Алёна хладнокровно проигнорировала вопрос. Или просто не расслышала – так заинтересовал ее ромбовидный рисунок на куске жесткой блестящей ткани.
– Может, у меня останешься? – подкатил главарь с другой стороны. – Человек я честный, не обижу. И удачливый, кого хочешь спроси. О цирке Крома всякий слыхал.
Алёна покачала головой, стараясь выглядеть удрученной.
– Нельзя мне, – пояснила туманно. – Судьба такая.
Хозяин принахмурился, едва заметно отстранился.
– Ладно, тогда делиться будем. Тебе треть, остальное мне, так по-честному.
– Наоборот.
– Ай, девчонка! В моем балагане работала, мою публику чистила...

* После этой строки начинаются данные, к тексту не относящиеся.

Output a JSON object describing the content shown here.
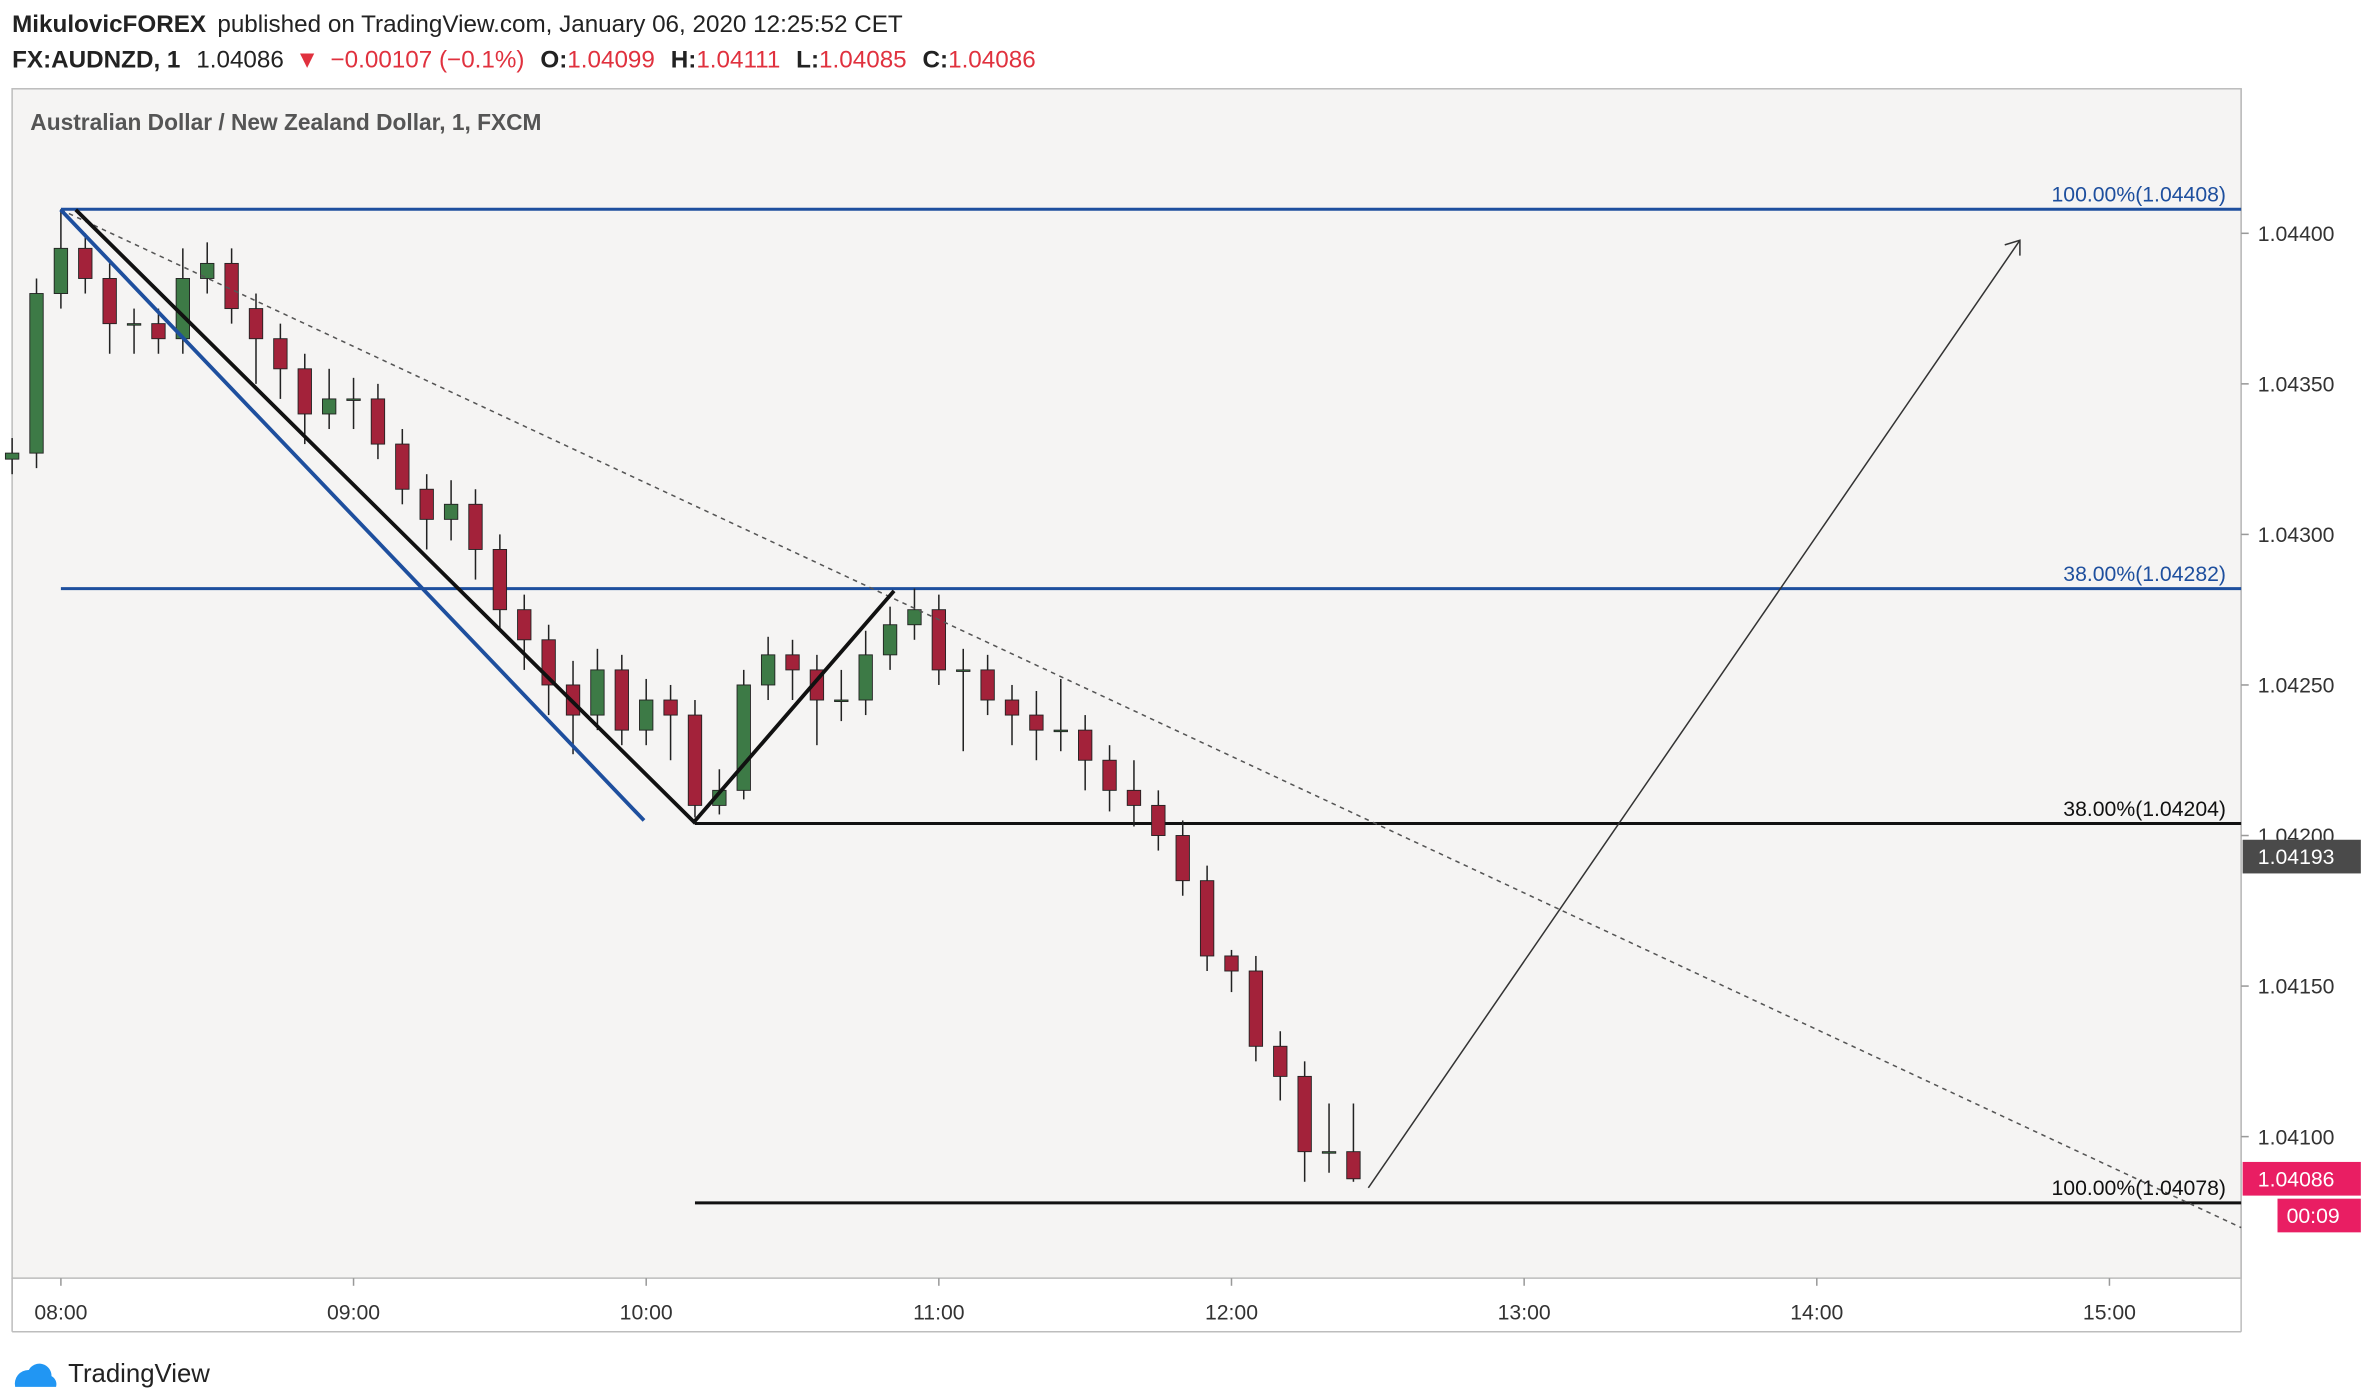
{
  "header": {
    "author": "MikulovicFOREX",
    "published": "published on TradingView.com, January 06, 2020 12:25:52 CET",
    "symbol": "FX:AUDNZD, 1",
    "last": "1.04086",
    "change_arrow": "▼",
    "change": "−0.00107 (−0.1%)",
    "ohlc": [
      {
        "label": "O:",
        "value": "1.04099"
      },
      {
        "label": "H:",
        "value": "1.04111"
      },
      {
        "label": "L:",
        "value": "1.04085"
      },
      {
        "label": "C:",
        "value": "1.04086"
      }
    ]
  },
  "chart_data": {
    "type": "candlestick",
    "title": "Australian Dollar / New Zealand Dollar, 1, FXCM",
    "x": [
      -10,
      -5,
      0,
      5,
      10,
      15,
      20,
      25,
      30,
      35,
      40,
      45,
      50,
      55,
      60,
      65,
      70,
      75,
      80,
      85,
      90,
      95,
      100,
      105,
      110,
      115,
      120,
      125,
      130,
      135,
      140,
      145,
      150,
      155,
      160,
      165,
      170,
      175,
      180,
      185,
      190,
      195,
      200,
      205,
      210,
      215,
      220,
      225,
      230,
      235,
      240,
      245,
      250,
      255,
      260,
      265
    ],
    "open": [
      1.04325,
      1.04327,
      1.0438,
      1.04395,
      1.04385,
      1.0437,
      1.0437,
      1.04365,
      1.04385,
      1.0439,
      1.04375,
      1.04365,
      1.04355,
      1.0434,
      1.04345,
      1.04345,
      1.0433,
      1.04315,
      1.04305,
      1.0431,
      1.04295,
      1.04275,
      1.04265,
      1.0425,
      1.0424,
      1.04255,
      1.04235,
      1.04245,
      1.0424,
      1.0421,
      1.04215,
      1.0425,
      1.0426,
      1.04255,
      1.04245,
      1.04245,
      1.0426,
      1.0427,
      1.04275,
      1.04255,
      1.04255,
      1.04245,
      1.0424,
      1.04235,
      1.04235,
      1.04225,
      1.04215,
      1.0421,
      1.042,
      1.04185,
      1.0416,
      1.04155,
      1.0413,
      1.0412,
      1.04095,
      1.04095
    ],
    "high": [
      1.04332,
      1.04385,
      1.04408,
      1.044,
      1.0439,
      1.04375,
      1.04375,
      1.04395,
      1.04397,
      1.04395,
      1.0438,
      1.0437,
      1.0436,
      1.04355,
      1.04352,
      1.0435,
      1.04335,
      1.0432,
      1.04318,
      1.04315,
      1.043,
      1.0428,
      1.0427,
      1.04258,
      1.04262,
      1.0426,
      1.04252,
      1.0425,
      1.04245,
      1.04222,
      1.04255,
      1.04266,
      1.04265,
      1.0426,
      1.04255,
      1.04268,
      1.04276,
      1.04282,
      1.0428,
      1.04262,
      1.0426,
      1.0425,
      1.04248,
      1.04252,
      1.0424,
      1.0423,
      1.04225,
      1.04215,
      1.04205,
      1.0419,
      1.04162,
      1.0416,
      1.04135,
      1.04125,
      1.04111,
      1.04111
    ],
    "low": [
      1.0432,
      1.04322,
      1.04375,
      1.0438,
      1.0436,
      1.0436,
      1.0436,
      1.0436,
      1.0438,
      1.0437,
      1.0435,
      1.04345,
      1.0433,
      1.04335,
      1.04335,
      1.04325,
      1.0431,
      1.04295,
      1.04298,
      1.04285,
      1.04268,
      1.04255,
      1.0424,
      1.04227,
      1.04235,
      1.0423,
      1.0423,
      1.04225,
      1.04206,
      1.04207,
      1.04212,
      1.04245,
      1.04245,
      1.0423,
      1.04238,
      1.0424,
      1.04255,
      1.04265,
      1.0425,
      1.04228,
      1.0424,
      1.0423,
      1.04225,
      1.04228,
      1.04215,
      1.04208,
      1.04203,
      1.04195,
      1.0418,
      1.04155,
      1.04148,
      1.04125,
      1.04112,
      1.04085,
      1.04088,
      1.04085
    ],
    "close": [
      1.04327,
      1.0438,
      1.04395,
      1.04385,
      1.0437,
      1.0437,
      1.04365,
      1.04385,
      1.0439,
      1.04375,
      1.04365,
      1.04355,
      1.0434,
      1.04345,
      1.04345,
      1.0433,
      1.04315,
      1.04305,
      1.0431,
      1.04295,
      1.04275,
      1.04265,
      1.0425,
      1.0424,
      1.04255,
      1.04235,
      1.04245,
      1.0424,
      1.0421,
      1.04215,
      1.0425,
      1.0426,
      1.04255,
      1.04245,
      1.04245,
      1.0426,
      1.0427,
      1.04275,
      1.04255,
      1.04255,
      1.04245,
      1.0424,
      1.04235,
      1.04235,
      1.04225,
      1.04215,
      1.0421,
      1.042,
      1.04185,
      1.0416,
      1.04155,
      1.0413,
      1.0412,
      1.04095,
      1.04095,
      1.04086
    ],
    "up_color": "#3d7a46",
    "down_color": "#a3223a",
    "xlim": [
      -10,
      447
    ],
    "ylim": [
      1.04053,
      1.04448
    ],
    "xticks": [
      {
        "value": 0,
        "label": "08:00"
      },
      {
        "value": 60,
        "label": "09:00"
      },
      {
        "value": 120,
        "label": "10:00"
      },
      {
        "value": 180,
        "label": "11:00"
      },
      {
        "value": 240,
        "label": "12:00"
      },
      {
        "value": 300,
        "label": "13:00"
      },
      {
        "value": 360,
        "label": "14:00"
      },
      {
        "value": 420,
        "label": "15:00"
      }
    ],
    "yticks": [
      {
        "value": 1.041,
        "label": "1.04100"
      },
      {
        "value": 1.0415,
        "label": "1.04150"
      },
      {
        "value": 1.042,
        "label": "1.04200"
      },
      {
        "value": 1.0425,
        "label": "1.04250"
      },
      {
        "value": 1.043,
        "label": "1.04300"
      },
      {
        "value": 1.0435,
        "label": "1.04350"
      },
      {
        "value": 1.044,
        "label": "1.04400"
      }
    ],
    "levels": [
      {
        "value": 1.04408,
        "label": "100.00%(1.04408)",
        "color": "#1e4f9e"
      },
      {
        "value": 1.04282,
        "label": "38.00%(1.04282)",
        "color": "#1e4f9e"
      },
      {
        "value": 1.04204,
        "label": "38.00%(1.04204)",
        "color": "#111111"
      },
      {
        "value": 1.04078,
        "label": "100.00%(1.04078)",
        "color": "#111111"
      }
    ],
    "price_tags": [
      {
        "value": 1.04193,
        "color": "#4a4a4a"
      },
      {
        "value": 1.04086,
        "color": "#e91e63",
        "countdown": "00:09"
      }
    ]
  },
  "footer": {
    "brand": "TradingView"
  }
}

Алёна ухватила золотой флакончик.
– И часто твои бородатые сестрички приносят тебе такую добычу, Кром Удачливый? – поинтересовалась она, сорвав темные очки и храбро уставившись прямо в глаза дельцу.

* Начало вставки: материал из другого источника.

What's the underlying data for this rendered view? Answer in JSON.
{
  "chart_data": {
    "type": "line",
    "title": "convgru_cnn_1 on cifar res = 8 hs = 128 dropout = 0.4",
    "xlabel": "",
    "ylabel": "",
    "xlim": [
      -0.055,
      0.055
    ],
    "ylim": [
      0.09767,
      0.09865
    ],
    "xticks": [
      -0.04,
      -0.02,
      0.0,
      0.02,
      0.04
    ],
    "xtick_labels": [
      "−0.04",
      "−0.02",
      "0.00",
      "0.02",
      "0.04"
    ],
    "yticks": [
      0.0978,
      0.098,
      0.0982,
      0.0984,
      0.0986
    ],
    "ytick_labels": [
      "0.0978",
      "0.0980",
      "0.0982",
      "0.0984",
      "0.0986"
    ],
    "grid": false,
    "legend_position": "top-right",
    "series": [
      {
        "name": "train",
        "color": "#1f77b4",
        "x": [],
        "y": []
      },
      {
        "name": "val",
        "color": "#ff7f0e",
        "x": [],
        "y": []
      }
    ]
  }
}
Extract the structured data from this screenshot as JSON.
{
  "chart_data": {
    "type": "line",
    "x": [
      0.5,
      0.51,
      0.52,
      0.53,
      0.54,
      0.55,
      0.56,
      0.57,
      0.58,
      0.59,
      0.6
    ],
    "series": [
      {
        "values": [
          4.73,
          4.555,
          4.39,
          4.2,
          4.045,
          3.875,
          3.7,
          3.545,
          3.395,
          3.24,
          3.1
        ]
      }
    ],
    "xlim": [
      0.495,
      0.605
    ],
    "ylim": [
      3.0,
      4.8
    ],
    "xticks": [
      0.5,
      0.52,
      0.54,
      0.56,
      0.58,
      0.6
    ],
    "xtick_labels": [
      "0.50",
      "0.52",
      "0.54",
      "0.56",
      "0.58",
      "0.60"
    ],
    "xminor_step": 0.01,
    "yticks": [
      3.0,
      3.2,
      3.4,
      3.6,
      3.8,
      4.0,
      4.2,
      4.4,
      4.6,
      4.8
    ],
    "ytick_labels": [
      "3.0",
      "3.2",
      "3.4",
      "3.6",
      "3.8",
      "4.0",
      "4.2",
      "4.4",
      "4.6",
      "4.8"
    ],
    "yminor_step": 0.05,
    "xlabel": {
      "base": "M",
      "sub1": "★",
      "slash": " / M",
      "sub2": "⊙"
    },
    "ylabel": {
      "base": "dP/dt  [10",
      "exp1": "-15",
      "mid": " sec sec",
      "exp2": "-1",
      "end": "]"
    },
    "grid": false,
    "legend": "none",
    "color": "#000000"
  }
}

Тот смолчал и словно бы уступил. Запустил лапы в объемистый короб, довольно зацокал.
– А скажи, дева, ты, часом, не от мужа ли сбежала? – вкрадчиво поинтересовалась откуда-то из-под локтя Крома новая участница допроса.
В голосе почудилась Алёне необъяснимая угроза, и она остро взглянула на говорившую. Молодая. Довольно красивая. Смуглое, резкое, недоброе лицо. В черных спутанных кудрях, вырывающихся во все стороны из-под цветастого платка, в серьгах кольцами, в пестром оборчатом рубище, в пронизывающем взгляде было что-то цыганское. Хотя какие цыгане? Здесь, в этом чужом мире, наверное, все не так, как у нас, не по-нашему. Или не все? Может, и здесь бродят по долам шумные неумытые люди со своими, непонятными для оседлых, обычаями. Бродят, подворовывают, поют-пляшут, дурят наивных землепашцев... Вот эта небось гадалка. Конкурентки испугалась, вот и ярится.
– Смотри, Кромчик, не вышло бы чего, – пела та. – Иноземка-то, вишь, непростая...
– Брысь, Черная! – рыкнул повелитель, и "цыганка" мигом убавилась в росте. – Сам вижу, что непростая. Тем и хороша.
И смотрит оценивающе, с непонятной ухмылкой. Алёна подрастеряла кураж. Елки-палки, она ведь совсем одна, неизвестно где, в неведомом мире, которого, если разобраться, вообще нет и быть не может. Одна-одинешенька, среди бандитов, и чем вся эта авантюра может обернуться, даже задумываться не хочется. Стараясь двигаться как можно непринужденней, она переместилась с колен на корточки, подобралась, прикидывая возможности бегства. Снова повисла тишина. Догорающий факел закоптил, багровые сполохи заметались по груде даров на полу. Все стало нереальным, будто сцена из приключенческого фильма, где по ходу действия только что кого-то убили. И тут, по законам жанра, на сцену явился весьма колоритный персонаж. Та самая крылатая зверушка, по которой Алёна с небрежным любопытством скользнула взглядом в самом начале вечера, чтобы тут же благополучно о ней забыть.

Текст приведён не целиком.